To make a culture I bought some organic sultanas and soaked 1/4 a cup of them in around 300ml of water in a loosely covered jar for a week. Then I strained the sultanas and added approximately 1 tablespoon of white sugar and 1 tablespoon of chopped ginger root to the water --- Give the chooks the sultanas. After a few days it started to bubble, indicating success!

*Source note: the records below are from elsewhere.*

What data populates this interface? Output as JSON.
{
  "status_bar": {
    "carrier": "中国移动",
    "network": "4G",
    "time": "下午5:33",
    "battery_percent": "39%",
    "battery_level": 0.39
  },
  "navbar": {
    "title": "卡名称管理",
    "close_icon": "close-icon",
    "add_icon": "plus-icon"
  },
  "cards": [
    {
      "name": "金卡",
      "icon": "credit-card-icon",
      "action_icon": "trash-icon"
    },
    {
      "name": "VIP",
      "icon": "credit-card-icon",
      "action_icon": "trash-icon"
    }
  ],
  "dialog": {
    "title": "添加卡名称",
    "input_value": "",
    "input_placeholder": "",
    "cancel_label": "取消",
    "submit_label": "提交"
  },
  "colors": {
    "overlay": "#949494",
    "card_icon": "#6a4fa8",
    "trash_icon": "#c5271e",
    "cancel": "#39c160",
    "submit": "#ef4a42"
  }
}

Leaving the jar uncovered exposes it to mould etc, covering it tightly doesn't let the gas escape.

Observations

  • Although I despise white sugar, brown seems to give noxious results when used to make a culture... so white it has to be. (although I haven't tried raw sugar which might be fine)
  • Boiled water seems to work much better than straight from the tap - my theories are a) boiling removes suspended oxygen from the water, which gives the anaerobic lactobacilli a head start over noxious aerobes (ie mould) and/or b) my tap water contains some sort of noxious bugs that mess with the culture and which are killed off by boiling the water (obviously it needs to be cooled off before use to avoid pasteurising the culture itself into oblivion)
  • Not sure why the sultanas worked where other plants failed (I tried a mandarin and organic white tea leaves), it may have been other factors.
  • The fruit must be organic; the bleaches and pesticides used on non-organic produce tend to wipe out the cultures.
  • Use pure water, chlorination and/or fluoridation of water supplies seems to also kill of the cultures. Neither of these boil off apparently. Brehaut thinks this is a key problem with his attempts at culture. Greg thanks his lucky stars for tap water pumped straight out of the Hurunui river.
  • Brehaut Likes to mash the ginger under the knife before chopping to get more surface area accessible to the culture.
  • It's worth paying attention to the amount of sugar you feed the culture daily; If there is too much in the jar it may start to preserve the solution rather than feed the bug. Too little and it just goes dormant.
    • I'm not sure about this, I make elderflower cordial (which obviously has a high sugar content) and it tends to go fizzy pretty quickly. Admittedly it's wild yeast and not lactobacilli that are causing it.

Ginger beer

To make the ginger beer I boiled up some ginger root and lemon and a cup of raw sugar, then cooled it off, 3/4 filled two lemonade bottles and topped up with culture. Then leave it in the sun for a week and voila, delicious ginger beer!

I topped up the culture with boiled water, added sugar and now it's bubbling away waiting for the next batch...

Questions

  • How much of your culture do you add to the bottles, and do you top up the bug in any fashion?

    • Again I don't really know but here's a rough recipe for 1.5L: 1 thumb-size piece of ginger, 1 lemon, 200gm sugar
  • Does anyone have any ideas as to how we could establish what's actually growing in the culture? Maybe not to the point of identifying the species; personally I'm interested to know if there's any yeast in there or is it just bacilli.